I'm sitting in my swanky Fleenor seat at the game Saturday when to my right appears a platinum trashy blonde with her hipster duechbag boyfriend about to sit on my right side.
She takes off her ASU hoodie to reveal a tat sleeve on her right arm clearly visible because she is wearing a white wife beater and black yoga pants and has the body to pull it off. I think of all the stories here about ASU co eds. Her boyfriend is a dueche bag if I didn't mention that. Even at my advanced age I could have pounded him.
Then they started rooting hard for Penn State. And she was drunk at 2 in the afternoon.
So anyway the game begins and the torture chamber of watching Browning is usually bad enough but adding in our innovative 3rd down defense and I'm thinking about getting out of there at halftime.
I did notice that the blonde knew football and could talk intelligently about it.
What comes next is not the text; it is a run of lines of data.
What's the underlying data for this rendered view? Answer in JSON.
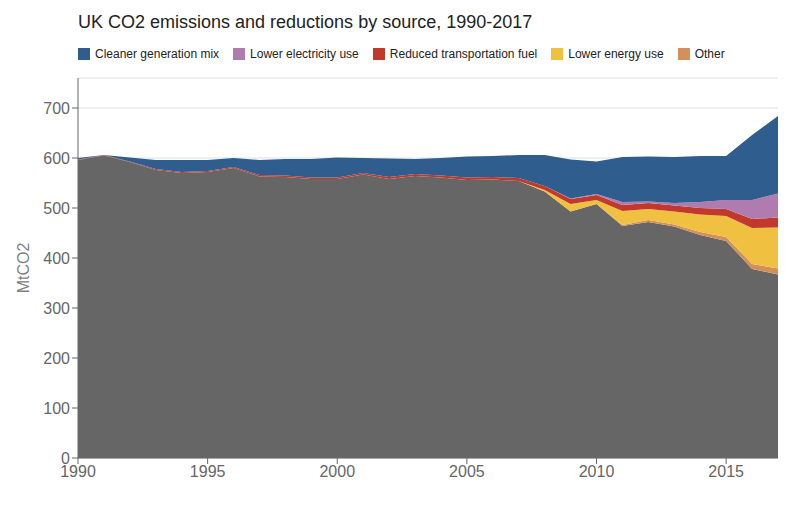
{
  "chart_data": {
    "type": "area",
    "title": "UK CO2 emissions and reductions by source, 1990-2017",
    "ylabel": "MtCO2",
    "x": [
      1990,
      1991,
      1992,
      1993,
      1994,
      1995,
      1996,
      1997,
      1998,
      1999,
      2000,
      2001,
      2002,
      2003,
      2004,
      2005,
      2006,
      2007,
      2008,
      2009,
      2010,
      2011,
      2012,
      2013,
      2014,
      2015,
      2016,
      2017
    ],
    "series": [
      {
        "color": "#666666",
        "values": [
          596,
          605,
          592,
          576,
          570,
          572,
          580,
          563,
          562,
          558,
          558,
          567,
          558,
          564,
          561,
          556,
          557,
          554,
          533,
          493,
          508,
          464,
          472,
          463,
          446,
          434,
          378,
          367
        ]
      },
      {
        "name": "Other",
        "color": "#d4905a",
        "values": [
          0,
          0,
          0,
          0,
          0,
          0,
          0,
          0,
          0,
          0,
          0,
          0,
          0,
          0,
          0,
          0,
          0,
          0,
          0,
          0,
          0,
          2,
          4,
          4,
          6,
          8,
          10,
          12
        ]
      },
      {
        "name": "Lower energy use",
        "color": "#f0c040",
        "values": [
          0,
          0,
          0,
          0,
          0,
          0,
          0,
          0,
          0,
          0,
          0,
          0,
          0,
          0,
          0,
          0,
          0,
          0,
          3,
          15,
          8,
          28,
          22,
          26,
          35,
          42,
          72,
          82
        ]
      },
      {
        "name": "Reduced transportation fuel",
        "color": "#c0392b",
        "values": [
          1,
          1,
          1,
          2,
          2,
          2,
          2,
          3,
          3,
          3,
          3,
          3,
          4,
          4,
          4,
          5,
          5,
          6,
          8,
          10,
          10,
          12,
          12,
          12,
          13,
          14,
          18,
          20
        ]
      },
      {
        "name": "Lower electricity use",
        "color": "#b07cb0",
        "values": [
          0,
          0,
          0,
          0,
          0,
          0,
          0,
          0,
          0,
          0,
          0,
          0,
          0,
          0,
          0,
          0,
          0,
          0,
          0,
          1,
          2,
          6,
          3,
          5,
          12,
          18,
          38,
          48
        ]
      },
      {
        "name": "Cleaner generation mix",
        "color": "#2e5d8e",
        "values": [
          3,
          0,
          8,
          18,
          24,
          22,
          18,
          30,
          33,
          37,
          40,
          30,
          37,
          30,
          35,
          42,
          42,
          46,
          62,
          78,
          65,
          90,
          90,
          92,
          92,
          88,
          130,
          155
        ]
      }
    ],
    "stacked": true,
    "xlim": [
      1990,
      2017
    ],
    "xticks": [
      1990,
      1995,
      2000,
      2005,
      2010,
      2015
    ],
    "ylim": [
      0,
      760
    ],
    "yticks": [
      0,
      100,
      200,
      300,
      400,
      500,
      600,
      700
    ],
    "grid": true,
    "legend": "top"
  }
}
I was slightly aroused which at my age is common.
We? make the interception and as we're watching the replay she says he's out. At that point I say, his back foot was dragging before the other one hit. She turned to me and said, you're right, his back foot dragged. Sparks were flying now.
Then Browning gets hit late and she yells - well I guess they needed the help. I looked at her and said "hell yes we need the help have you been watching us?" Then I yelled - hit him again harder!
She laughed and at that point I could have swept her back to my room leaving her boyfriend in tears.
But I'm not you so I didn't. Keep giving us the vicarious life we deserve and Happy New Year noble savage. May the buffalo come to your tribe this summer.